We used tuna fillets (we like Ortiz), but any kind of oil-packed tuna will work. Keep the potato slices in a bowl of cold water to prevent discoloration, then pat them dry when you're ready to assemble the pie.
- Total Time:
- Yield: Makes one 9-by-13-inch pie
Photography: Roland Bello
- 1/3 recipe Basic Pizza Dough, or 3/4 pound store-bought dough
- 1 to 2 small potatoes, peeled and thinly sliced
- 1/4 cup black nicoise olives, pitted
- Extra-virgin olive oil
- Coarse salt
- 3 to 4 ounces jarred oilpacked tuna (about 1/2 jar)
- 2 ounces haricots verts, blanched and sliced in half on the bias
- 1 small red tomato, cut into thin wedges
- 1 handful baby arugula
- 1/4 small red onion, halved and thinly sliced
- 2 teaspoons red-wine vinegar
Preheat oven to 475 degrees.
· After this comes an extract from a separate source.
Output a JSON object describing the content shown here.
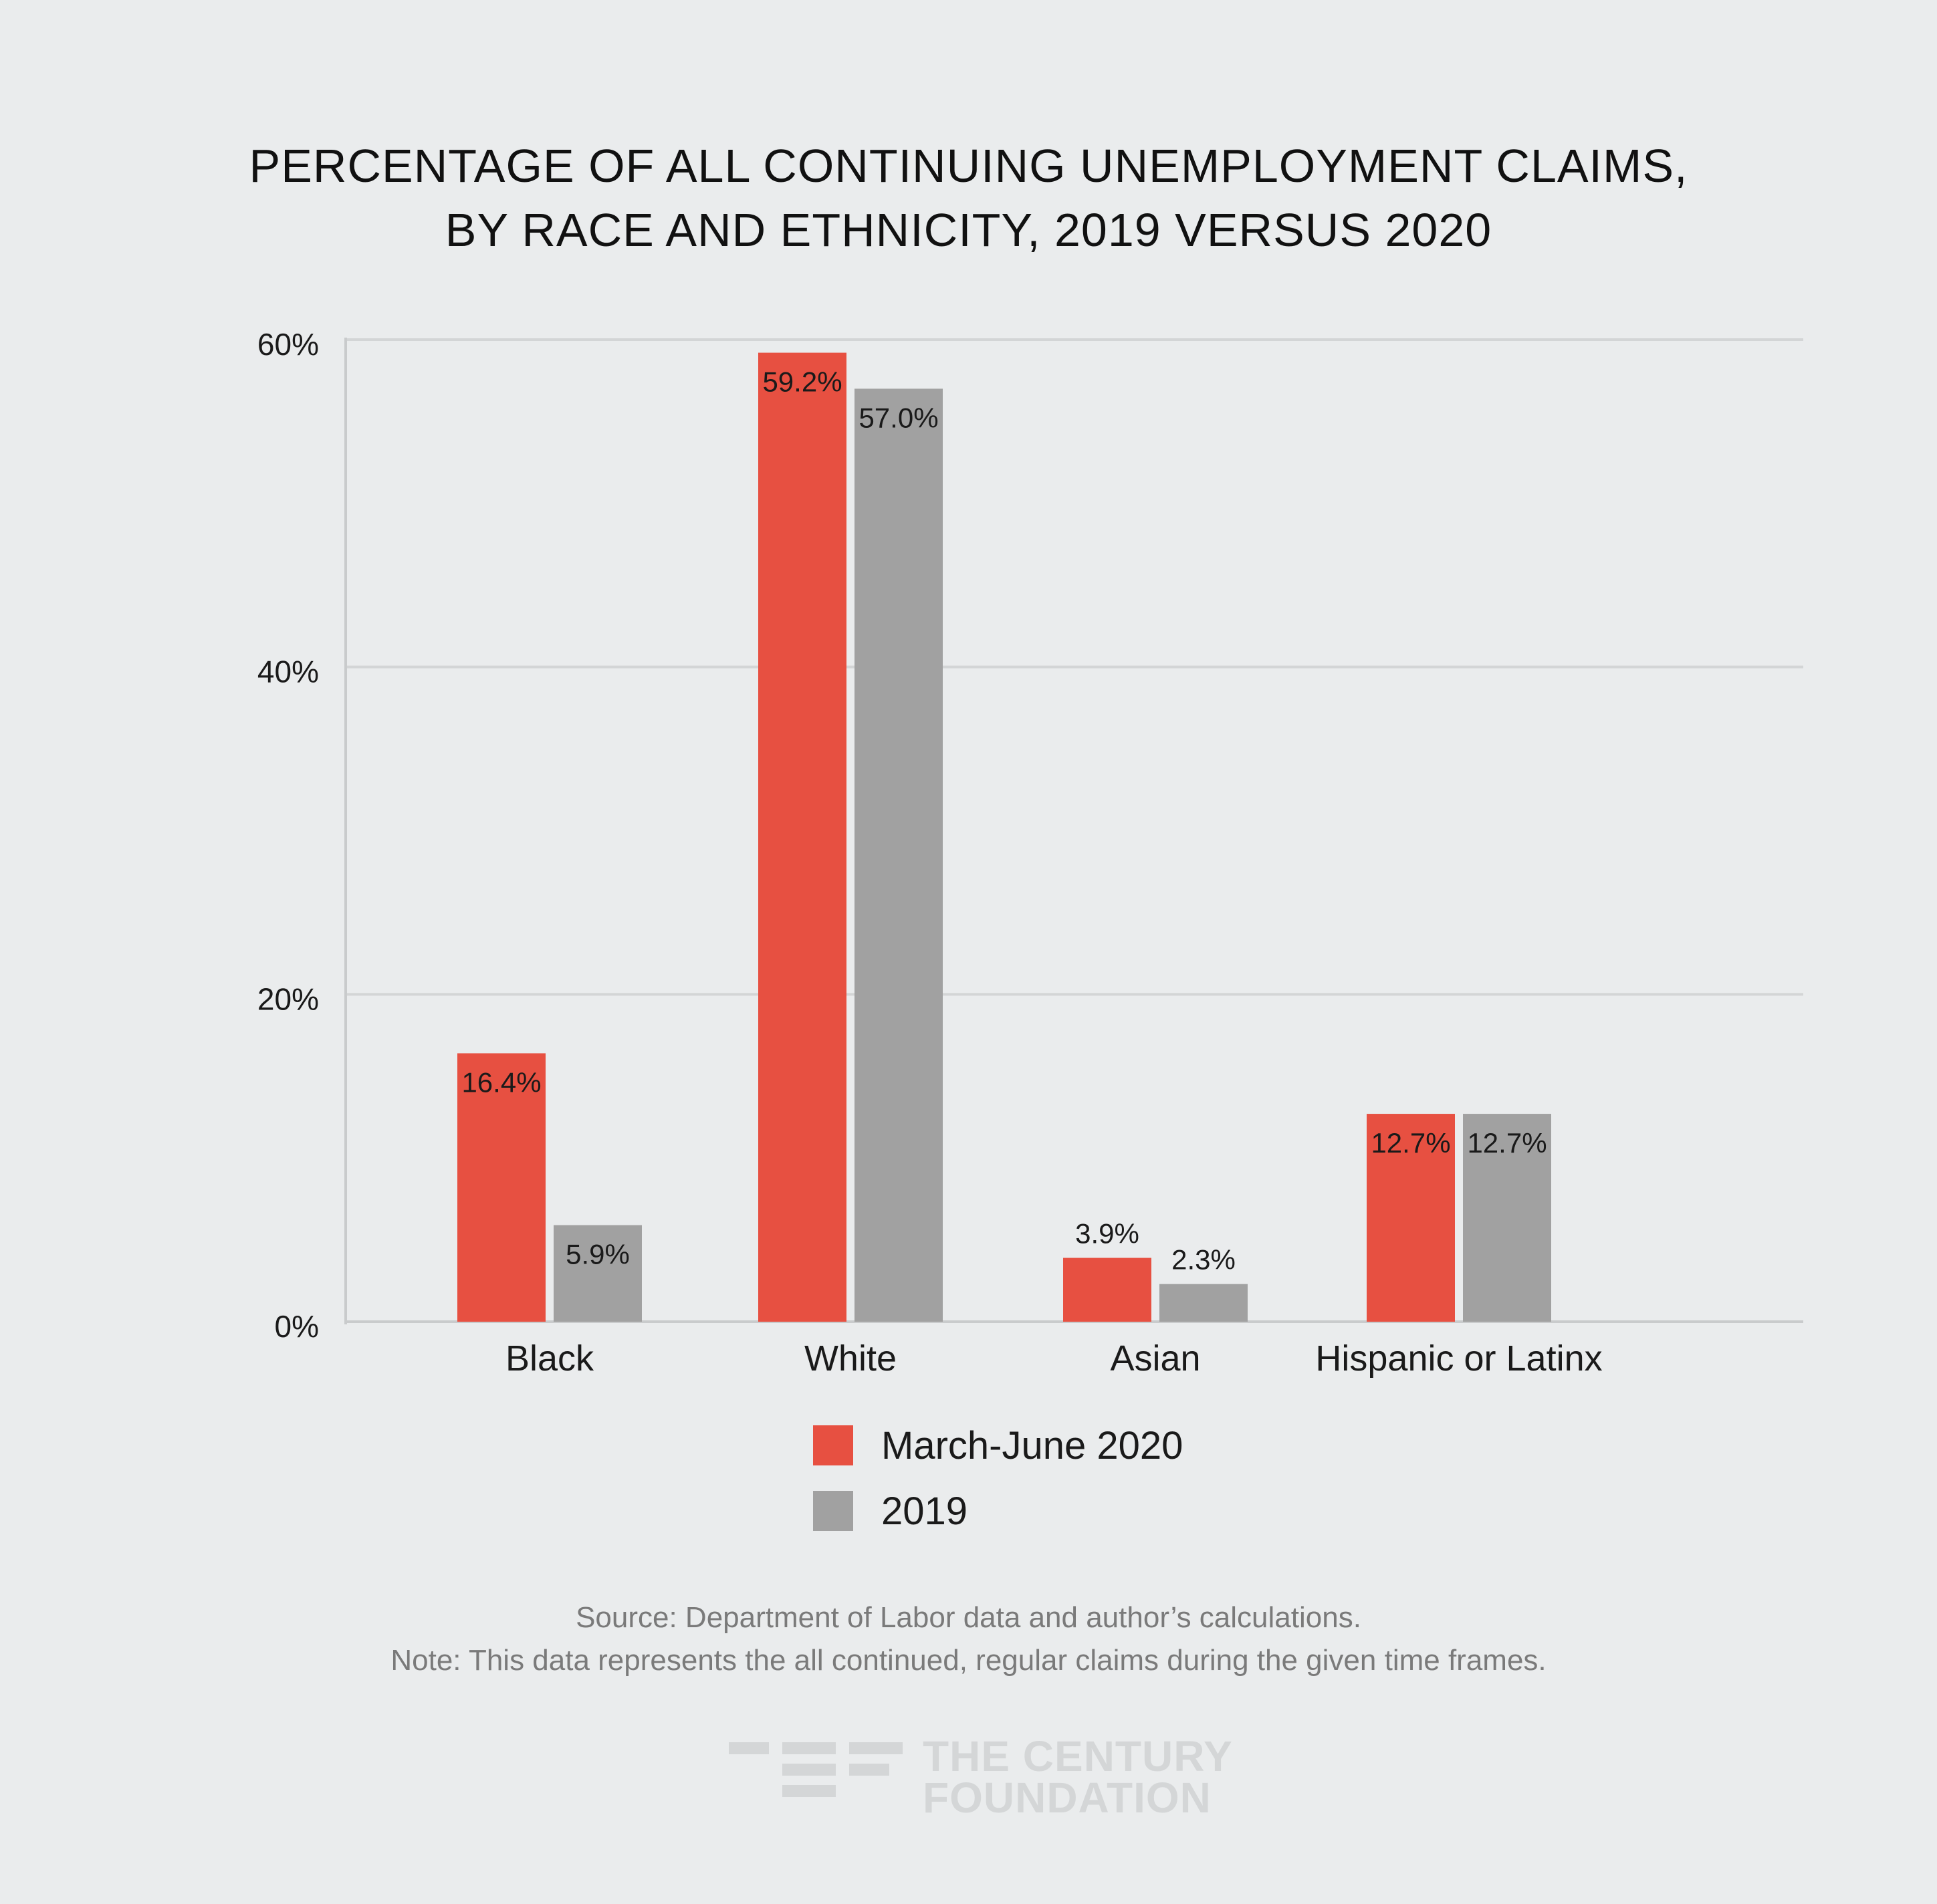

Form dough (as directed in Basic Pizza Dough recipe) in a 9-by-13-inch rimmed baking sheet. Arrange half of potato slices on top half of dough, the rest on bottom half, covering entirely; press into dough. Add olives, pressing into dough. Brush with oil and sprinkle with salt.
Bake until cooked through and crust is golden on edges and bottom, about 18 minutes.
Using a metal spatula, slide pie onto a cutting board. Artfully arrange tuna and remaining vegetables on top; sprinkle with vinegar and drizzle with more oil. (Alternatively, toss these ingredients together in a bowl, then top pie with salad.) Slice into 6 pieces and serve.